Get out and vote, says Ngāi Tahu Kaiwhakahaere Tā Mark Solomon
It’s local government election time. You will have seen the billboards, brochures, posters and appeals on your Facebook page and in local newspapers. Candidates have hit the streets, campaigning for a job as mayor, councilor or district health board representative. We can definitely say we are well informed about candidates and their aspirations although some whānau might say it’s too much information. But that should not be an excuse for not paying attention or for not voting.
“This is an important time for Māori to engage in the political process,” says Tā Mark. “By voting now we can shape what will happen in our towns, cities and regions. It’s too easy just to let the opportunity slide by, but it is vital that Māori vote and play an active part in this process.”
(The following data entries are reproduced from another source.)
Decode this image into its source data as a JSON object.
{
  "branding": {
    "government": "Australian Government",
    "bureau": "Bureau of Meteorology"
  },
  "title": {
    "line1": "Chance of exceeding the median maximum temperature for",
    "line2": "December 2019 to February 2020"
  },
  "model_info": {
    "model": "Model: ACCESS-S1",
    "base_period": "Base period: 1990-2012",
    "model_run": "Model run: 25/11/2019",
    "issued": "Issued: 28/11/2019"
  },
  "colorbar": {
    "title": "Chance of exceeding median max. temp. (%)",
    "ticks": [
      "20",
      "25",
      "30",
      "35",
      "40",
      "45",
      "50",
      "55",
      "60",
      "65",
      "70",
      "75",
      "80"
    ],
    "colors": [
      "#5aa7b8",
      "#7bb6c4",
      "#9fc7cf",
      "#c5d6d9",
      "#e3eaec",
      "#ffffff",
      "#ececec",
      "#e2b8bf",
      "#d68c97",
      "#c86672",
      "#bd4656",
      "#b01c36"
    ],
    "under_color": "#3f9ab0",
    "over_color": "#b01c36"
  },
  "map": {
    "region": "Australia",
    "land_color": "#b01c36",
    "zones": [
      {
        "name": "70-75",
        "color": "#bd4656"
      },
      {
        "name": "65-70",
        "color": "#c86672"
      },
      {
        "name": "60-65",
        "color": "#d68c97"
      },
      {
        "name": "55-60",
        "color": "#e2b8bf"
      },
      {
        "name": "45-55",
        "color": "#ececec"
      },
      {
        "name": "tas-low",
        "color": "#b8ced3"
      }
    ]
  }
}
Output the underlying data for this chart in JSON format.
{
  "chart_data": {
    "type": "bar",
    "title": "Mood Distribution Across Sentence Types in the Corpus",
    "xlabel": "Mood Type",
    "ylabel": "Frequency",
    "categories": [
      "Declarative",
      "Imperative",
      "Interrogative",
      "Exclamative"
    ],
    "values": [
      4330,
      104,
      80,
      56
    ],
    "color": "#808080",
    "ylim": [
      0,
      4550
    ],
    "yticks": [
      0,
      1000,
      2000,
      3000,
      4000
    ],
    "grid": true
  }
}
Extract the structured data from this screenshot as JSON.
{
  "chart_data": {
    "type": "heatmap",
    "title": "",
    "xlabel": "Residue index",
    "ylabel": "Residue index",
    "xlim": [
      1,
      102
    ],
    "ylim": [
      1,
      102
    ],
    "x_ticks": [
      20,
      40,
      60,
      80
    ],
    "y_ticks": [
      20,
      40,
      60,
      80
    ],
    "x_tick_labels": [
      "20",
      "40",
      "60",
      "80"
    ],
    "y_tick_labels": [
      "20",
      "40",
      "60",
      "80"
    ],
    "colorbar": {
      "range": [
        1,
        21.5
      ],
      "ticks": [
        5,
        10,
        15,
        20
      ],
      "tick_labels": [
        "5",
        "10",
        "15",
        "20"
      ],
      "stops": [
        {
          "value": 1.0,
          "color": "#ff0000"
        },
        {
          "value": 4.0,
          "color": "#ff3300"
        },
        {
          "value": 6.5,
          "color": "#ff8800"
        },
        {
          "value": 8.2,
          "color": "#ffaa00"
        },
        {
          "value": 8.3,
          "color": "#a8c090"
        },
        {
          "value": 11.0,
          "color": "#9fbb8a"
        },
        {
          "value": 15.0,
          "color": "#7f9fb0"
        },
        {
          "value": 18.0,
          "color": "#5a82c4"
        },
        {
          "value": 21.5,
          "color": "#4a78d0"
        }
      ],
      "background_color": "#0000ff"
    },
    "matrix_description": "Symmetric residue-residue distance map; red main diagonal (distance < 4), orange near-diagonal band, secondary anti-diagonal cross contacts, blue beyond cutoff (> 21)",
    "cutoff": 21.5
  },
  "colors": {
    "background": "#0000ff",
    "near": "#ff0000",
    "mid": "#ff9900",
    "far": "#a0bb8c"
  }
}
Statistics tell us that there was a very low turn-out of Māori voters at the 2010 election across the country and this may be because we don’t take our local council elections as seriously as we do the government elections.
Perhaps we only think of local councils when we need to pay rates, need our roads attended to or when we are seeking our parks and recreations areas to be made more safe or attractive. However, local councils play an important part in our society and have the power to make decisions on local issues, such as environmental policies, funding community projects, town planning and large scale development and building projects, which requires resource consent.
We know that some of our own whānau have put themselves forward for election and are campaigning for one of the council and district health board positions. We congratulate each and every one of them for putting themselves out there.
Your voting papers and further information about each candidate should have arrived in the mailbox this week. Take some time to read the information about the candidates in your area and have a think about how this person can effectively represent you and your whānau. You can make more of a difference in your local area than you might think – so get enthusiastic and get your vote in.